With the overall insurance and reinsurance industry facing losses as high as $100 billion from recent hurricanes Harvey, Irma and Maria, as well as other third-quarter catastrophe events, the experience will provide the ILS market with a chance to “define the viability and effectiveness of the 144A product,” says David Priebe of Guy Carpenter.
The capital markets and ILS fund investors face paying a significant chunk of the overall industry loss from recent events, particularly hurricane Irma, and the aggregation of multiple loss events and large retrocession losses have provided the ILS market with a chance to learn from the past and improve its products for the future.
“The recent series of catastrophic events – earthquakes in Mexico, Hurricanes Harvey, Irma and Maria – is reminding cedents that reinsurance is also one of the most effective ways to protect corporate capital bases from these events,” explained David Priebe.
With alternative capital and ILS now a key component of the overall insurance risk capital stack, these events have provided the test some have been waiting for and an opportunity for the market to trade forward with learnings from these events to help improve the ILS market’s products.

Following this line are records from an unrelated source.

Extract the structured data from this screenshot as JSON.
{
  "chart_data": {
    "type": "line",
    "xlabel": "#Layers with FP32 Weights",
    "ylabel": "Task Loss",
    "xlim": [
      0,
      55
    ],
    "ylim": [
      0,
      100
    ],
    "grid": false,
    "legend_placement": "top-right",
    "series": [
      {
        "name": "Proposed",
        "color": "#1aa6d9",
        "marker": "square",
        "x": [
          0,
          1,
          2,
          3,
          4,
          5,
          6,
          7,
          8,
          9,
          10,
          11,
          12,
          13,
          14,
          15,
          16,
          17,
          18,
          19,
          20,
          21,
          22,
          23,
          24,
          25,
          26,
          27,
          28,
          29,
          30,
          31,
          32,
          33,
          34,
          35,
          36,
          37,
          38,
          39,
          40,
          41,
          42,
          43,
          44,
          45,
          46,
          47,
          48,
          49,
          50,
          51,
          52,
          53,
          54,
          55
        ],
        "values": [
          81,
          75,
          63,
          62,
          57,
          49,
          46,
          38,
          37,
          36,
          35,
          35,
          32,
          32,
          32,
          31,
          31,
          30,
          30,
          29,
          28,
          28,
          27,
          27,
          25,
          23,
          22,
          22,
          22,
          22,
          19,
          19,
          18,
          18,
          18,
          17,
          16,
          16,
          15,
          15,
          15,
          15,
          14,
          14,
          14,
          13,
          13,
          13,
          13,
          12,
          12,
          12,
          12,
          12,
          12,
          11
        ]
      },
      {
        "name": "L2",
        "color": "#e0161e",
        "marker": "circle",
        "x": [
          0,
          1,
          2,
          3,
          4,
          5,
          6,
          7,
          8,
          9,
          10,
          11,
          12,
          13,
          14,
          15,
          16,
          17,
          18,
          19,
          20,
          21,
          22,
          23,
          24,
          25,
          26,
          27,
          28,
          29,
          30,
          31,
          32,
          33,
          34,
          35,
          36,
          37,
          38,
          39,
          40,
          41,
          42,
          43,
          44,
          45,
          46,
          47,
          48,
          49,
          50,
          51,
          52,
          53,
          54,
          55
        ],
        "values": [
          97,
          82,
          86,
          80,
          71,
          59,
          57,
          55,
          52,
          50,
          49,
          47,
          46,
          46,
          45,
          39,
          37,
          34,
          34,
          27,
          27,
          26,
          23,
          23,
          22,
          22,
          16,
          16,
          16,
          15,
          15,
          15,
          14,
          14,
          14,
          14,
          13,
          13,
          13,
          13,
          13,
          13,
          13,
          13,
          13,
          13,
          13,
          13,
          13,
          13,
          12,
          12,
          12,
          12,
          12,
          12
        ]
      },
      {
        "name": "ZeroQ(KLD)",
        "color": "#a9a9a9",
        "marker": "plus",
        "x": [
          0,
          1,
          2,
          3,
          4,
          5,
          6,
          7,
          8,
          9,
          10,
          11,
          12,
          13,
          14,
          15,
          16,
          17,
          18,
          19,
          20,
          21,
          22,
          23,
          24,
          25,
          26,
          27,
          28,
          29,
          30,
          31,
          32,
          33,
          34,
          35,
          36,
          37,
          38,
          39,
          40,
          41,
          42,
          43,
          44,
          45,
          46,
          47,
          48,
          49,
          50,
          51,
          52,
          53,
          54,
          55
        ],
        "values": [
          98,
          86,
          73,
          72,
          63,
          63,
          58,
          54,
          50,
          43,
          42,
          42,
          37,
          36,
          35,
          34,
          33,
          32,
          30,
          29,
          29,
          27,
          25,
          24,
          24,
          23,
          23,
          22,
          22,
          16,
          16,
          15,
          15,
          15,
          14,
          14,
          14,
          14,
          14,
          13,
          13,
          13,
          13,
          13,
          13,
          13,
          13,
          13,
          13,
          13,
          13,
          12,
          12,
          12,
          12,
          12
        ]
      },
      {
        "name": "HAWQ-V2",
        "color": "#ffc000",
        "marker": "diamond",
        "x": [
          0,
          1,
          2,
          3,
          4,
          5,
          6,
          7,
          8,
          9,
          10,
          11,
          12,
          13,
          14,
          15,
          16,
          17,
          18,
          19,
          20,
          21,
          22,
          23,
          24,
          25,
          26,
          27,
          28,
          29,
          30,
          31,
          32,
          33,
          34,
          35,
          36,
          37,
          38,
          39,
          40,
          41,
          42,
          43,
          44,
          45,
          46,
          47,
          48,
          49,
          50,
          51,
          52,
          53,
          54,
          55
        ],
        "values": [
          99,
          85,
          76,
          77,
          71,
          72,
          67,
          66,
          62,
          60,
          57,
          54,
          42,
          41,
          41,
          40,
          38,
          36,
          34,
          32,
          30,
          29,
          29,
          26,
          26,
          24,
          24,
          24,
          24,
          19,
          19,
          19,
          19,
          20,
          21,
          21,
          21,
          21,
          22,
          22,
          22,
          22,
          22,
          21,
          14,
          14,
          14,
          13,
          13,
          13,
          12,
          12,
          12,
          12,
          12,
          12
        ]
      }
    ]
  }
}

Priebe explained, “The earthquake and hurricanes also provide an opportunity to define the viability and effectiveness of the 144A product. We expect that these instruments will demonstrate their effectiveness and serve their intended purpose.”
Learning from losses is vital for the future health of the ILS and catastrophe bond market, with recent hurricanes providing an ideal test of processes, claims paying and recapitalisation for most ILS managers.
The events have also tested terms and legal aspects of ILS structures, offering a chance to make enhancements where the biggest test in the market’s history exposes the need.
Preibe went on to explain that while major the recent losses will likely reinforce the value of reinsurance as a whole, as well as the important role ILS and the capital markets now play in the industry.
He explained, “Reinsurers have built up capital during the recent favorable years, while capital-market investors seeking non-correlated investments have put record amounts of money into catastrophe coverages.”
But he doesn’t expect extreme hardening of the market, “Harvey on its own is likely an earnings event that will probably not require an increase of industry capital; the addition of the cumulative effect of the earthquakes in Mexico and Hurricanes Irma and Maria, however, could create a capital event. Yet with abundant capacity – and, of course, depending on the final numbers – the aggregate impact may be a one-time firming of rates, halting decreases that recently began to moderate as reinsurers approached technical pricing floors.”
Priebe said that he expects the reinsurance sector to continue to trade forward as normal, with growth in reinsurance purchasing in all its forms to be expected, as the value of the products (alternative and traditional) are made clear by the recent catastrophe events.